A perturbação em curso no Estreito de Ormuz — um dos corredores de transporte de energia mais críticos do mundo — está a gerar preocupações crescentes nos mercados financeiros. Mas para os mutuários europeus do middle market no segmento de crédito privado, o impacto é indirecto, selectivo, e amplamente determinado pelos fundamentos de cada empresa, diz a DBRS.
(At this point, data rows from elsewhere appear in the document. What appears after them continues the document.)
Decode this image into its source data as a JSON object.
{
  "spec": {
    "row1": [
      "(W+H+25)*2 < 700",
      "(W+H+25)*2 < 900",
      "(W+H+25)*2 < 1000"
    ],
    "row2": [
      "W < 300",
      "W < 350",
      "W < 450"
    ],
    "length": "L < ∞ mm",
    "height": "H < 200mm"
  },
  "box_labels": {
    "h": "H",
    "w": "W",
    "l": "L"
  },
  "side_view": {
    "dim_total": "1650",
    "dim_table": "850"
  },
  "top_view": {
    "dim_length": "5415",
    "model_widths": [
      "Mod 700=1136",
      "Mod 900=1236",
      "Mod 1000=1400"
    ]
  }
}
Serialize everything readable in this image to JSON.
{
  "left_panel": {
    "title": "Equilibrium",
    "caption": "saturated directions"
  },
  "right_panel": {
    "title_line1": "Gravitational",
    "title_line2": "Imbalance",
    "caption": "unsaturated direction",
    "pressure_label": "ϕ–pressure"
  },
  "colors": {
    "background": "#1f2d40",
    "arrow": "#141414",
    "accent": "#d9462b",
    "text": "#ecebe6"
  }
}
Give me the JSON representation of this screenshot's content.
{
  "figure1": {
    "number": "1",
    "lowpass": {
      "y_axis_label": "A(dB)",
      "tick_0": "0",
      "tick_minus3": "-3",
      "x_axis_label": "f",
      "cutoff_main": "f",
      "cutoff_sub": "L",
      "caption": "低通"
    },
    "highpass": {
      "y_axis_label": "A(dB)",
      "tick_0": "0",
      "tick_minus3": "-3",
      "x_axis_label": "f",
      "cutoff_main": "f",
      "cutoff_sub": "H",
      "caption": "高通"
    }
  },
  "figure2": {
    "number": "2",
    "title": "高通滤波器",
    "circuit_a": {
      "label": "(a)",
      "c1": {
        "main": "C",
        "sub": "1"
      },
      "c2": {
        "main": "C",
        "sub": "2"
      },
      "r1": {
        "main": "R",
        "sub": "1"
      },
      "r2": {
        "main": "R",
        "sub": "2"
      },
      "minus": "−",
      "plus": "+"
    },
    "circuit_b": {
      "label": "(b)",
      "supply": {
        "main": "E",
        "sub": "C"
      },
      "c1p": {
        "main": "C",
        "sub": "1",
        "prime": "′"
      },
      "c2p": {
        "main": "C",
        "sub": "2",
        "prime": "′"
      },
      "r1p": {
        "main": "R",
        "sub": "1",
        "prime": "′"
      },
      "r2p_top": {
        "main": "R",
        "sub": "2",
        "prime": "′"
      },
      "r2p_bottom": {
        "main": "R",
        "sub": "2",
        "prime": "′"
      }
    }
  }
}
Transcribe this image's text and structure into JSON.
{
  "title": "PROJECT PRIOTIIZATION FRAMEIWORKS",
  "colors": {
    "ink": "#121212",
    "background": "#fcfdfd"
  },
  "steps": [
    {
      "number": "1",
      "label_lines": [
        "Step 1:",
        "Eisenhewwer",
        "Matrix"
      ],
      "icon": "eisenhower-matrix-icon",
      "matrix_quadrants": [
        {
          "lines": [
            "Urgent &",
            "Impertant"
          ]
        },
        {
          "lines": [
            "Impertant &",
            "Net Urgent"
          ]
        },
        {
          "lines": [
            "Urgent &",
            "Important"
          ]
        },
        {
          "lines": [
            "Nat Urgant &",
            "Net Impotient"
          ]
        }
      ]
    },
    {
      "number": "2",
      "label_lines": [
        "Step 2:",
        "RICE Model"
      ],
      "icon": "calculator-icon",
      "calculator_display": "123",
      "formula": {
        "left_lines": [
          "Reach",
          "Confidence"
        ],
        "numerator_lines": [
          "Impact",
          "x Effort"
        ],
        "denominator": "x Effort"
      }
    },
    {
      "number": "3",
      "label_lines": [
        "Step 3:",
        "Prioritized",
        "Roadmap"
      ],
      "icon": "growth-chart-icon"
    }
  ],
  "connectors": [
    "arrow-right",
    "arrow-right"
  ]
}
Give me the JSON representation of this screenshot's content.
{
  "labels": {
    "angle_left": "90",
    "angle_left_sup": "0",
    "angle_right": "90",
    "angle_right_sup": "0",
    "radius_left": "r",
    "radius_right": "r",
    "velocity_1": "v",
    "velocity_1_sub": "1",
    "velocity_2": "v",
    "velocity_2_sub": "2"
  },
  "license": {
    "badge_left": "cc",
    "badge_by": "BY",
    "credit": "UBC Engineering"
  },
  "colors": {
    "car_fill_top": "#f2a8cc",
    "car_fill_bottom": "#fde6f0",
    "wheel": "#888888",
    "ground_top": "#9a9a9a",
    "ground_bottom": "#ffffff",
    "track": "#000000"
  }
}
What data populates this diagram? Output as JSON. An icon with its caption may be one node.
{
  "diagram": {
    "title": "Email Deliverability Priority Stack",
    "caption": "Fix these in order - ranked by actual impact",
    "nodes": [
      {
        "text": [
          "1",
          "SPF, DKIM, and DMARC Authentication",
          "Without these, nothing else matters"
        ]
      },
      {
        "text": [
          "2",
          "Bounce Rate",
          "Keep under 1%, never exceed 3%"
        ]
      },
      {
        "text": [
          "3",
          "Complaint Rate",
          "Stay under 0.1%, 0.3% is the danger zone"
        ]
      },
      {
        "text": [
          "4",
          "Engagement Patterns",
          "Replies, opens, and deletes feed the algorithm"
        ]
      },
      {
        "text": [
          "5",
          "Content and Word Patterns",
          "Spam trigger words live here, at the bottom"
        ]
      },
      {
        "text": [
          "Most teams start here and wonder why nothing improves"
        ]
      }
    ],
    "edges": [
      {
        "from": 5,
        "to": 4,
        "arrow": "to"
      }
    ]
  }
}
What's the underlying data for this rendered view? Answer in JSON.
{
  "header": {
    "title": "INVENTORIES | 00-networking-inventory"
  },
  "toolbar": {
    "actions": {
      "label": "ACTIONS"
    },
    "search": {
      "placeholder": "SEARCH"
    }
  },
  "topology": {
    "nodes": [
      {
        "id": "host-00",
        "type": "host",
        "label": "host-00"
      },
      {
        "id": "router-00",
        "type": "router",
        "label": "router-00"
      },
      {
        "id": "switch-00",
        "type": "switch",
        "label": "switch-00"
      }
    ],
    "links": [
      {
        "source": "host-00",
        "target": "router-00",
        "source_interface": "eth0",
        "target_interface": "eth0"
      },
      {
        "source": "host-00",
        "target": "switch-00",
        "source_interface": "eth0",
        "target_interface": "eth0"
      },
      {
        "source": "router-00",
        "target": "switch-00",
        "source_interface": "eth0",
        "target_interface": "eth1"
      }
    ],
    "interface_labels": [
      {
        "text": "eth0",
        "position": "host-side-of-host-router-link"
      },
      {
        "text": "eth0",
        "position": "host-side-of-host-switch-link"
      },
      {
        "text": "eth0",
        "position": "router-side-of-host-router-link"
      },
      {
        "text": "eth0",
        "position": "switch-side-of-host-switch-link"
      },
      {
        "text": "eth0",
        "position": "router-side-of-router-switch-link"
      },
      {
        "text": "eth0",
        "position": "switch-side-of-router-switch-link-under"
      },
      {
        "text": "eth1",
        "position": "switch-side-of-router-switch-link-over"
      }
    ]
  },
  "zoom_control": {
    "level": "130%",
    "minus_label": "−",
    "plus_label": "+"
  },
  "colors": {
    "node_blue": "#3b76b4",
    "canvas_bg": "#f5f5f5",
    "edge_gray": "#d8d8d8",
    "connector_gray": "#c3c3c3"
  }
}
Esta a conclusão central de uma análise publicada pela Morningstar DBRS, que examinou um portfólio de mutuários europeus à luz dos riscos geopolíticos actuais.

A agência analisa se o risco geopolítico elevado se traduz num stress de crédito generalizado ou se permanece um vento contrário seletivo em setores específicos.

O relatório avalia os canais de transmissão, a exposição sectorial e as vulnerabilidades dos balanços — concluindo que o risco de crédito amplo não está materialmente elevado para a generalidade do mercado.

"Concluímos que os potenciais impactos de crédito são impulsionados menos pelo evento geopolítico em si e mais pelos fundamentos subjacentes do tomador de empréstimo", lê-se na nota.

Cerca de 20% dos mutuários do mercado médio europeu apresentam exposição indirecta, concentrada principalmente na manufactura industrial e em modelos de negócio logísticos com maior sensibilidade aos preços de energia e à dinâmica do comércio global.

O impacto opera principalmente através de maiores custos de energia, combustível e inputs, bem como de alterações nos volumes de comércio. Existem evidências limitadas de efeitos secundários imediatos sobre a procura na maioria dos sectores.

A resiliência dos mutuários é determinada principalmente pelas características da estrutura de capital — nomeadamente alavancagem, poder de fixação de preços, margem de liquidez e proteção por covenants — e não pelo risco geopolítico isolado.

O relatório sublinha que a perturbação no Estreito de Ormuz não constitui um ponto de inflexão macroeconómico para o crédito privado de mercado médio europeu. Em vez disso, os analistas enquadram-na como uma "lente de stress útil" para distinguir a qualidade de subscrição entre mutuários.

"A disrupção no Estreito de Ormuz não representa um ponto de inflexão macro para o crédito privado de mercado médio europeu, mas fornece uma lente de stress útil para diferenciar a qualidade de subscrição", diz Elena Perez, Vice-Presidente Assistente, Crédito Corporativo Privado, Morningstar DBRS.

Para os analistas de crédito e investidores institucionais, a mensagem é clara, as empresas com estruturas de capital conservadoras, liquidez adequada e poder de pricing demonstram maior capacidade de absorver a pressão de custos.

As empresas altamente alavancadas com margens estreitas e exposição a cadeias de abastecimento dependentes de rotas afectadas são as que merecem maior vigilância.